Она посмотрела на меня глазами, полными страданий и боли, по щекам скатились крупные слезинки, заставляя мое сердце сжаться.
– Что изменилось с тех времен? – шепнула она.
По спине прошел холодок. Страшно представить, что произошло бы, если все узнали о существовании уникальных людей. Не повстречав Настю и Агату, поддавшись юношеским амбициям и самоуверенности, я первый взял бы камень, чтобы бросить в них. В мыслях я увидел, как огромный острый булыжник летит в голову Агаты, и вздрогнул, прервав бурную фантазию.
– Заре очень больно, когда люди видят ее уродство. Прежде всего она вспоминает взгляд своих родителей перед тем, как они оставили ее…
Чувство вины кольнуло меня, и я вспомнил, как я при виде Зары скривил лицо неприязнью. Как громко закричала бедная девочка от боли. Я перехватил золотой ключик, который держала Агата, и не раздумывая подошел к двери.
– Кирилл! – услышал я встревоженный голос Агаты за спиной, но это не помешало мне зайти в темную комнату.
Маленький серый комочек пошевелился на кровати. Меня глушит стук собственного сердца, затаив дыхание, я пытаюсь подавить волнение и сконцентрироваться на происходящем.

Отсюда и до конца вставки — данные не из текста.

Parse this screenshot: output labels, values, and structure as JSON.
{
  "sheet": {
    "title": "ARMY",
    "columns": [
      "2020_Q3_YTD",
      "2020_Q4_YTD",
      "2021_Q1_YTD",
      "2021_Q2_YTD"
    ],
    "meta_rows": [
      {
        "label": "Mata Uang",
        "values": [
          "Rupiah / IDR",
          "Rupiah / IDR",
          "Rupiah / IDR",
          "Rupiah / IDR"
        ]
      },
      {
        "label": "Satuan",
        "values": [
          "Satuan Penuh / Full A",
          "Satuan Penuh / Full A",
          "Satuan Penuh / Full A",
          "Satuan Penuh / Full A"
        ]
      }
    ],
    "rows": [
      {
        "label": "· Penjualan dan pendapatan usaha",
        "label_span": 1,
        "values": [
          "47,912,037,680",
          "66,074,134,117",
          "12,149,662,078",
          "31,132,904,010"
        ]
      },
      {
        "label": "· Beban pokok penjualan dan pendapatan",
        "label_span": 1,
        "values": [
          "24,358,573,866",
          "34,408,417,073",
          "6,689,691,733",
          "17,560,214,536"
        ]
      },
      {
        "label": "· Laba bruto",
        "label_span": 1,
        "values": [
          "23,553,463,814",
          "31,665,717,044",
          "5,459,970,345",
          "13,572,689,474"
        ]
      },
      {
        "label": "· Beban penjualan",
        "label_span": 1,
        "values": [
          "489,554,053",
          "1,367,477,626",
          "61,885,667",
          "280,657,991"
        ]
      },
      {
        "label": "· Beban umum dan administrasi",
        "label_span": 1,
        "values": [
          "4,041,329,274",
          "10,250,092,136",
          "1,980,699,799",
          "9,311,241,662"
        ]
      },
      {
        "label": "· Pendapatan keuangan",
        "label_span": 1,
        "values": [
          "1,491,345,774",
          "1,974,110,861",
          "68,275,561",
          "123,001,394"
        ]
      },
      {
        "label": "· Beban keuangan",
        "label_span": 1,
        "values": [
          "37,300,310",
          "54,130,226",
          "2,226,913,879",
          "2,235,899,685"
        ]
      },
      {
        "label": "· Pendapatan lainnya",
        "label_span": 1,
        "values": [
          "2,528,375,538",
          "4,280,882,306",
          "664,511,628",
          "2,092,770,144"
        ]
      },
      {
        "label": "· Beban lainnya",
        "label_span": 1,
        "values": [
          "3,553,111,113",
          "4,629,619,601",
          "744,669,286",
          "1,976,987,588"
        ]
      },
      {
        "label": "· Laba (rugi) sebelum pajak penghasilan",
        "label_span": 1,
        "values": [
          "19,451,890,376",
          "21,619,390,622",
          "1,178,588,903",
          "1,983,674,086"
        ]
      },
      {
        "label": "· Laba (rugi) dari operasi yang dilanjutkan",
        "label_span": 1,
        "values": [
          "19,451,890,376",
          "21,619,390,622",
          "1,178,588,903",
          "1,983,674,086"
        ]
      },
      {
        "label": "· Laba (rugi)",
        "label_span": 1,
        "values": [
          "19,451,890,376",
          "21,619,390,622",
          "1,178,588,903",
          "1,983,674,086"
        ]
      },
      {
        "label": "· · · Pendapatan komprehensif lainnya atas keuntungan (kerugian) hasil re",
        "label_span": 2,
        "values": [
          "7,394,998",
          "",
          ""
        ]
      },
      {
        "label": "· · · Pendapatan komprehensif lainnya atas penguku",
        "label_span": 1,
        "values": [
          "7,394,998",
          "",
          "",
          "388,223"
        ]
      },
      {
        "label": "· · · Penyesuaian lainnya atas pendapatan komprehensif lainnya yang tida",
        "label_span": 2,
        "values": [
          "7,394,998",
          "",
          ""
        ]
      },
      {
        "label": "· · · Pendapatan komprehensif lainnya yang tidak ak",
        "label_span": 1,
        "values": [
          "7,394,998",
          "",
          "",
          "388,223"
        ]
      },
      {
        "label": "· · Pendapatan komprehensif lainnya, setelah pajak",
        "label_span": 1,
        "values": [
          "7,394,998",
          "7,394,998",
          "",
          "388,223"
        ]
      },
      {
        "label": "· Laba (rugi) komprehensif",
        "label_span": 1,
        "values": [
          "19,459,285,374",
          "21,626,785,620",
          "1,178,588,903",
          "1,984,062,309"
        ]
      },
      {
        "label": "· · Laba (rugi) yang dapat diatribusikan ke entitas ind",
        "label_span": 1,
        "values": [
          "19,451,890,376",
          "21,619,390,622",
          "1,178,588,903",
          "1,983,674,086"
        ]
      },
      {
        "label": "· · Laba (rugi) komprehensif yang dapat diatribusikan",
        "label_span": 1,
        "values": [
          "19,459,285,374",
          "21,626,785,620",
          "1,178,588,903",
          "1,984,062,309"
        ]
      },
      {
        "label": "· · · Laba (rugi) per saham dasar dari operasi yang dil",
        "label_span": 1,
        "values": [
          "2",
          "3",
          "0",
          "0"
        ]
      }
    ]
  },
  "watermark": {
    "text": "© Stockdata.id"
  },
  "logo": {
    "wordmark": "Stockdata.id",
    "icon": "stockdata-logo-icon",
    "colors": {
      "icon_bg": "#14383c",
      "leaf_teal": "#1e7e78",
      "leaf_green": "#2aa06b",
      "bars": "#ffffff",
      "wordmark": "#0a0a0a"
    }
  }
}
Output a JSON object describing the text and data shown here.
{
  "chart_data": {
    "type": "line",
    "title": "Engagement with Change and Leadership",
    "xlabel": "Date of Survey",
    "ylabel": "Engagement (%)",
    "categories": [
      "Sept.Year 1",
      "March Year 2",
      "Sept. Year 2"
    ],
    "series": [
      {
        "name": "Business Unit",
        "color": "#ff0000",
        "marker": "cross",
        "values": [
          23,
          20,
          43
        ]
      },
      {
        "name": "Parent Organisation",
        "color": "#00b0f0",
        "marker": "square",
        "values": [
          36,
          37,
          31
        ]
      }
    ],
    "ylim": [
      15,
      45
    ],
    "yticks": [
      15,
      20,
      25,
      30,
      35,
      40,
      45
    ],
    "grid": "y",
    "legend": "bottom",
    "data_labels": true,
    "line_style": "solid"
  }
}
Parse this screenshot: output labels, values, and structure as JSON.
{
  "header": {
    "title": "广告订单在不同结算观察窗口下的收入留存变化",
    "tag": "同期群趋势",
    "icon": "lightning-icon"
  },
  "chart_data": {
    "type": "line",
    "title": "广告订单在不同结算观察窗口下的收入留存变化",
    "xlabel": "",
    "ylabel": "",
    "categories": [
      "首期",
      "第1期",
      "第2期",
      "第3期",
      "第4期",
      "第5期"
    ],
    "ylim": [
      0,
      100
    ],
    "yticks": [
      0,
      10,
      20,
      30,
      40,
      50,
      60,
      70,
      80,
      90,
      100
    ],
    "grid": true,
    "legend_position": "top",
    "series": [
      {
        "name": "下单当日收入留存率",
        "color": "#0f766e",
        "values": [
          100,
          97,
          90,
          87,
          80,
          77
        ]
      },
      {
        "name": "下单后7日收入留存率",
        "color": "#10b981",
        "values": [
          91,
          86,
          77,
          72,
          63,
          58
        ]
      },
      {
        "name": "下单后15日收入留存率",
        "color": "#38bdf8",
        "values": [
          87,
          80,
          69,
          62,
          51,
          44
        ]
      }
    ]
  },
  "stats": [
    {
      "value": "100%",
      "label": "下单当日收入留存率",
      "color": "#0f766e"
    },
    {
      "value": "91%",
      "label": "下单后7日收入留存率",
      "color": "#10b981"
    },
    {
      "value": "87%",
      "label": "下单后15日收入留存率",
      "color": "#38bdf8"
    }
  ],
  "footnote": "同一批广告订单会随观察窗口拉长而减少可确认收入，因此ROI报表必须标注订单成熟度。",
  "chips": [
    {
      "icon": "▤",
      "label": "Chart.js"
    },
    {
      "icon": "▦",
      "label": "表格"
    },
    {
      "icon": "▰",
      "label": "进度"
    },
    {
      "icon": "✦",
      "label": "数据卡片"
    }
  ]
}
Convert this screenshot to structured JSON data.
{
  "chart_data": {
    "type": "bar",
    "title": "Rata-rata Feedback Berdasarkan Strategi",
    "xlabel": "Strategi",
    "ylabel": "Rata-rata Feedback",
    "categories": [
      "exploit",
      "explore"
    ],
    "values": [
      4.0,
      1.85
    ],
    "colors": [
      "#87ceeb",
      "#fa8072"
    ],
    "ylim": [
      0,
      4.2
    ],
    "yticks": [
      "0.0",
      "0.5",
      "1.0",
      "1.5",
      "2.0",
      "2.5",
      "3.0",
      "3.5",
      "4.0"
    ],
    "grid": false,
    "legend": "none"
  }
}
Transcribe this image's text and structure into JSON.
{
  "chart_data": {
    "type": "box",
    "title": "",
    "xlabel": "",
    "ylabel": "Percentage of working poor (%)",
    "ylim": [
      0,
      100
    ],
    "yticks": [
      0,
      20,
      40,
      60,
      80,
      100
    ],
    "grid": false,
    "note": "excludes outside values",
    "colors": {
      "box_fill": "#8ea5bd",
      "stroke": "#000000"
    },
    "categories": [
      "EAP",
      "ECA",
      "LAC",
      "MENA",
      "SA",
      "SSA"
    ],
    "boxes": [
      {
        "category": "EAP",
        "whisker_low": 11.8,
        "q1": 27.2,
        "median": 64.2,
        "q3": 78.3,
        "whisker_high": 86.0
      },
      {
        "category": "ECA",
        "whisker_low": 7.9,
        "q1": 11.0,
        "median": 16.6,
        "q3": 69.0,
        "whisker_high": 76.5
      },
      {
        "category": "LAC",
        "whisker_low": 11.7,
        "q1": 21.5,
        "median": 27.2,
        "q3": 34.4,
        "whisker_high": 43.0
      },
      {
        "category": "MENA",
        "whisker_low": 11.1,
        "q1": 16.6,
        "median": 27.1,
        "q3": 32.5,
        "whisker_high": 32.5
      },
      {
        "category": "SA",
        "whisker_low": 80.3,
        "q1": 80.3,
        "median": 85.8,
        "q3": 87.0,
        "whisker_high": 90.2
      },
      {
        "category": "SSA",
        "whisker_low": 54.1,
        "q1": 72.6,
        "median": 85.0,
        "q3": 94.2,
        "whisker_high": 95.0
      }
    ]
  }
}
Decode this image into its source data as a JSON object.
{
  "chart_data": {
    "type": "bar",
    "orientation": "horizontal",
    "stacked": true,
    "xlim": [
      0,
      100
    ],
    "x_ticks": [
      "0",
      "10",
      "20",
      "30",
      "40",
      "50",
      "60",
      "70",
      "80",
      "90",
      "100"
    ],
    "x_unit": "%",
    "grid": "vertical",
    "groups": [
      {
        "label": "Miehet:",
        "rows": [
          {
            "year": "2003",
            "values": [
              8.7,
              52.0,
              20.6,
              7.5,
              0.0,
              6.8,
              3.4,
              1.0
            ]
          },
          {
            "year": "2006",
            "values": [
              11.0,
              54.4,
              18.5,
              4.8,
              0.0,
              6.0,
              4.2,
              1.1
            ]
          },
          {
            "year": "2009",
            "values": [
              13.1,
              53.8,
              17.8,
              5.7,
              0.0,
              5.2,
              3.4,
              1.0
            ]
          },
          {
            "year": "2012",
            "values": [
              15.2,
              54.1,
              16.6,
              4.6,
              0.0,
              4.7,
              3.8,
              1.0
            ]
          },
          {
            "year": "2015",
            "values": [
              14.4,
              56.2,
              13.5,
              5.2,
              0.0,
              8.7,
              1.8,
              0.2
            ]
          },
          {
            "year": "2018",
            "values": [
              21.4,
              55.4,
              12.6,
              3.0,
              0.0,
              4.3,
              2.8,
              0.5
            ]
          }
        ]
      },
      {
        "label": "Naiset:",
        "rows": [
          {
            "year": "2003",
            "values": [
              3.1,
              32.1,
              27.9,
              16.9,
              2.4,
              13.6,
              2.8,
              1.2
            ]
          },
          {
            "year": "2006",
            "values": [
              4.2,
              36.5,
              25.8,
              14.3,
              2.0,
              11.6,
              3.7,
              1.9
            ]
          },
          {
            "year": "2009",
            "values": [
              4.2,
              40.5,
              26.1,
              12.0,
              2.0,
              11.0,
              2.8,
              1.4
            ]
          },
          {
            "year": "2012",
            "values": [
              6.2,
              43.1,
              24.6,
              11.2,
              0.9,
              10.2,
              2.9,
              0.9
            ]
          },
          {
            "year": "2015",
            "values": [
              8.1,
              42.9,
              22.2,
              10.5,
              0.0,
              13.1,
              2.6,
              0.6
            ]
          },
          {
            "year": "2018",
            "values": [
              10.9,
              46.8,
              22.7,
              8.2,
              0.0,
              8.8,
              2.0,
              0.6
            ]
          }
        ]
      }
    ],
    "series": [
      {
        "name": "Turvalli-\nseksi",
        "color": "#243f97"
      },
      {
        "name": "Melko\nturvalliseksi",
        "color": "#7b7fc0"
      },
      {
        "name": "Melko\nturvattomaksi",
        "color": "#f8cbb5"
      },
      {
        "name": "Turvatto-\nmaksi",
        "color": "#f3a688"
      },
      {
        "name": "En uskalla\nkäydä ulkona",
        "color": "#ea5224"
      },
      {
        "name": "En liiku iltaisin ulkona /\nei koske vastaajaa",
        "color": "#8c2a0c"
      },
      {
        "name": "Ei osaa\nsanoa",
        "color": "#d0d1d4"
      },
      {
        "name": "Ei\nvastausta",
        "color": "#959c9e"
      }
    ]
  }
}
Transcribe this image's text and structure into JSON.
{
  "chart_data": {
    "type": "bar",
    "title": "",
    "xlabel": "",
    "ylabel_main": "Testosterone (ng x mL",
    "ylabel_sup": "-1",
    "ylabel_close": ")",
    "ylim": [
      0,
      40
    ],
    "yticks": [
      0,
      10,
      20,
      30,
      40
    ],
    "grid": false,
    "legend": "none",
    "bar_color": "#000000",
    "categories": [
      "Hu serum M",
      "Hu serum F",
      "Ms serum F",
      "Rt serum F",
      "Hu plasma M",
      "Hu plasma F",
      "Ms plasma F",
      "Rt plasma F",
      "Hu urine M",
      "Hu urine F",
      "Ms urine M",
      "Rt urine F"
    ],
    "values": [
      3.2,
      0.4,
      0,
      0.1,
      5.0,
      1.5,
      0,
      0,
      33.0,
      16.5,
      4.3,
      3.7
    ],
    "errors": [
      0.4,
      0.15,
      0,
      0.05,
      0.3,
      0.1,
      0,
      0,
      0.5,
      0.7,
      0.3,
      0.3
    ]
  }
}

– Агата хотела показать, какие разнообразные бывают одаренные, с ее стороны довольно жестокий способ использовать меня, – тоскливо произнесла девочка. – Я не обижаюсь…
– Знаешь, я пришел не жалеть тебя и не извиняться, – начал говорить я и увидел, как на пороге замерла Агата. – И мир хоть и прекрасен, как показывала тебе Агата, но живут в нем очень дерьмовые люди, в том числе и я. И люди, когда видят то, что считают не норной, первым делом отвергают это… – увидев испуг в глазах Агаты, я сделал паузу. – Но это всего лишь рефлекс. Люди так устроены, гораздо легче изобразить неприязнь, чем проникнуться сочувствием и пониманием.
– Я – урод, вот что я чувствую, – пробубнила Зара и повернулась ко мне.
На этот раз я встретил ее спокойным взглядом. Меня, конечно, опечалил ее прикрытый глаз и вынужденная однобокая улыбка, но не помешало разглядеть в ней бойца. Зара внимательно всматривалась в меня, пытаясь найти во мне хоть капельку неприязни, чтобы уличить в лицемерии. Агата смотрела по очереди то на меня, то на Зару, боясь даже пошевелиться, чтобы привлечь к себе внимания.
– Ты рисуешь? – улыбнулся я и посмотрел на белое полотно. Девочка медленно поднялась с кровати и торопливо затолкала худые ноги в тапочки.
– Иногда, – коротко ответила Зара.
– А если не секрет, то что рисуешь? – спросил я. Зара, наклонив голову набок, с опаской смотрела на меня, продолжая искать во мне неприязнь к ее внешности. – Знаешь, я в детстве рисовал, правда, не красками… – поднял я с полу тюбик с синей краской и, покрутив в руках, заботливо положил на мольберт, – карандашом рисовал всяких роботов. Придумывал их оружие, железные латы. У каждого робота было имя, и, конечно, они сражались со злыми противниками. Их я тоже рисовал, – улыбнулся я сам себе, вспоминая детство, девочка медленно подошла ко мне, и мы оба стали смотреть на белое полотно.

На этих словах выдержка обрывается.